I miss the warmth of her hand, the warmth in her voice, the warmth in her eyes. I miss everything about her. Of course, I miss her. I'll always do. But a period can never be a comma if two hearts don't want to be together anymore. The ending page is already stamped in our story. There's nothing else to do but accept our fate.

"Be happy and stop worrying about me."

"Junhoe..."

"This is me telling you I'm letting go. Hanna, thanks for the wonderful memories."

Her surprise changes into a smile. It's a sight that's beautiful and painful at the same time, because I know it's the last I'll see it. "I love you and I will always do."

I return her smile despite me struggling not to show how much it hurts. "It's the same for me."

If Hanna reached out months ago, I would've said, 'go to hell.' The old Junhoe thought it was too unfair for her to look okay when all it did was break me in pieces. After the heartache stopped, I realized a lot of things.
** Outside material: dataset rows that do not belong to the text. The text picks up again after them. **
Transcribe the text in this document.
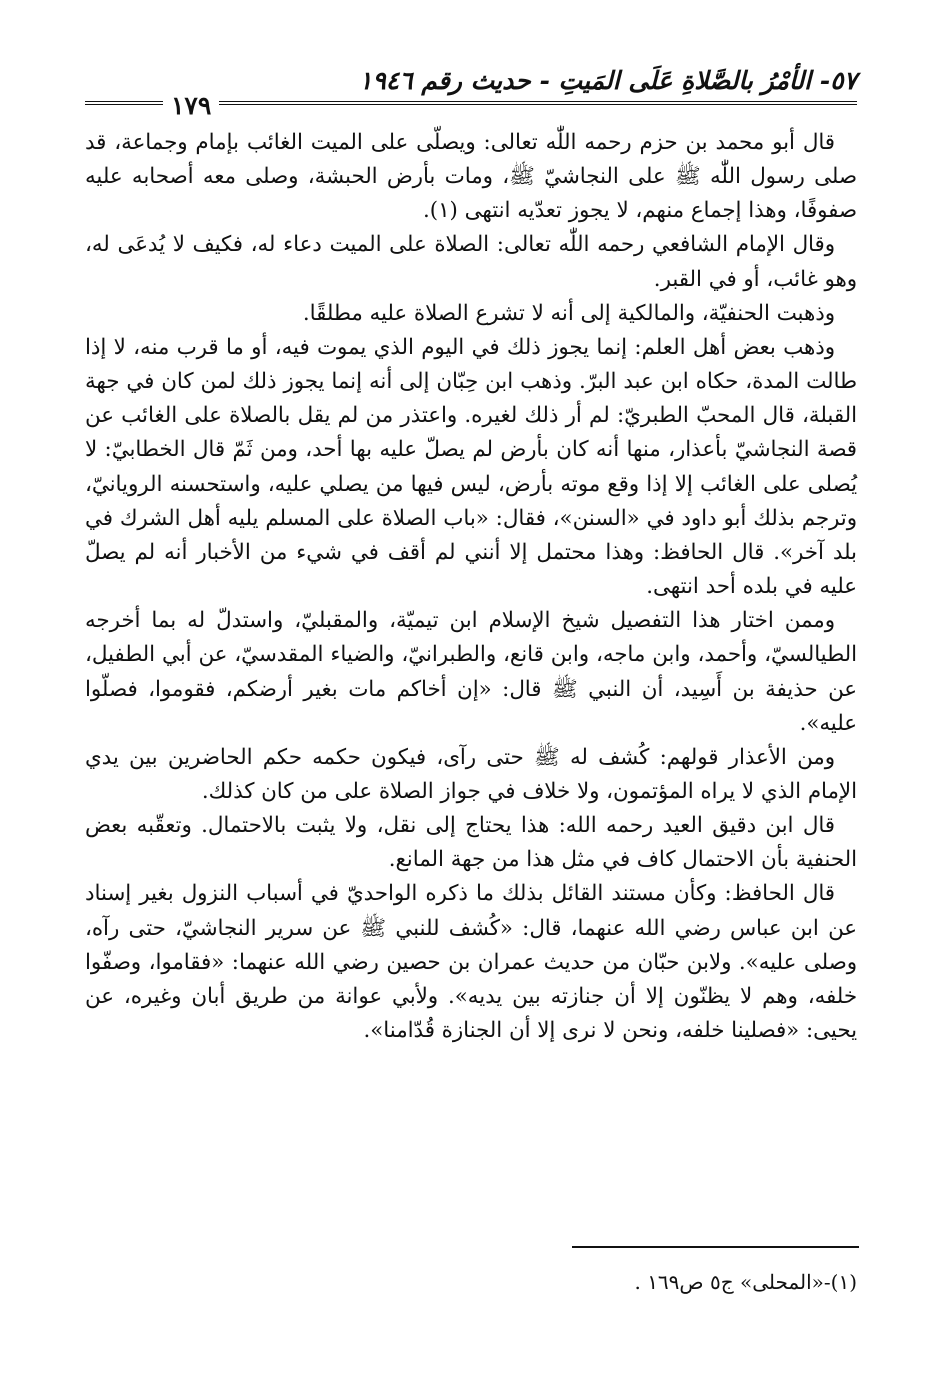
٥٧- الأمْرُ بالصَّلاةِ عَلَى المَيتِ - حديث رقم ١٩٤٦
١٧٩

قال أبو محمد بن حزم رحمه اللّٰه تعالى: ويصلّى على الميت الغائب بإمام وجماعة، قد صلى رسول اللّٰه ﷺ على النجاشيّ ﷺ، ومات بأرض الحبشة، وصلى معه أصحابه عليه صفوفًا، وهذا إجماع منهم، لا يجوز تعدّيه انتهى (١).

وقال الإمام الشافعي رحمه اللّٰه تعالى: الصلاة على الميت دعاء له، فكيف لا يُدعَى له، وهو غائب، أو في القبر.

وذهبت الحنفيّة، والمالكية إلى أنه لا تشرع الصلاة عليه مطلقًا.

وذهب بعض أهل العلم: إنما يجوز ذلك في اليوم الذي يموت فيه، أو ما قرب منه، لا إذا طالت المدة، حكاه ابن عبد البرّ. وذهب ابن حِبّان إلى أنه إنما يجوز ذلك لمن كان في جهة القبلة، قال المحبّ الطبريّ: لم أر ذلك لغيره. واعتذر من لم يقل بالصلاة على الغائب عن قصة النجاشيّ بأعذار، منها أنه كان بأرض لم يصلّ عليه بها أحد، ومن ثَمّ قال الخطابيّ: لا يُصلى على الغائب إلا إذا وقع موته بأرض، ليس فيها من يصلي عليه، واستحسنه الرويانيّ، وترجم بذلك أبو داود في «السنن»، فقال: «باب الصلاة على المسلم يليه أهل الشرك في بلد آخر». قال الحافظ: وهذا محتمل إلا أنني لم أقف في شيء من الأخبار أنه لم يصلّ عليه في بلده أحد انتهى.

وممن اختار هذا التفصيل شيخ الإسلام ابن تيميّة، والمقبليّ، واستدلّ له بما أخرجه الطيالسيّ، وأحمد، وابن ماجه، وابن قانع، والطبرانيّ، والضياء المقدسيّ، عن أبي الطفيل، عن حذيفة بن أَسِيد، أن النبي ﷺ قال: «إن أخاكم مات بغير أرضكم، فقوموا، فصلّوا عليه».

ومن الأعذار قولهم: كُشف له ﷺ حتى رآى، فيكون حكمه حكم الحاضرين بين يدي الإمام الذي لا يراه المؤتمون، ولا خلاف في جواز الصلاة على من كان كذلك.

قال ابن دقيق العيد رحمه الله: هذا يحتاج إلى نقل، ولا يثبت بالاحتمال. وتعقّبه بعض الحنفية بأن الاحتمال كاف في مثل هذا من جهة المانع.

قال الحافظ: وكأن مستند القائل بذلك ما ذكره الواحديّ في أسباب النزول بغير إسناد عن ابن عباس رضي الله عنهما، قال: «كُشف للنبي ﷺ عن سرير النجاشيّ، حتى رآه، وصلى عليه». ولابن حبّان من حديث عمران بن حصين رضي الله عنهما: «فقاموا، وصفّوا خلفه، وهم لا يظنّون إلا أن جنازته بين يديه». ولأبي عوانة من طريق أبان وغيره، عن يحيى: «فصلينا خلفه، ونحن لا نرى إلا أن الجنازة قُدّامنا».

(١)-«المحلى» ج٥ ص١٦٩ .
No matter how much I try to forget about her, it will never happen. How can you forget someone who was once important? She's the reason why I was happy. Why would I erase her from my memory?

It still hurts, to be honest. What we had was something great. It's right, what they say. There will always be someone who will change you. I played around in high school, thought it was the best thing to do in life, but she came and it hasn't been the same ever since.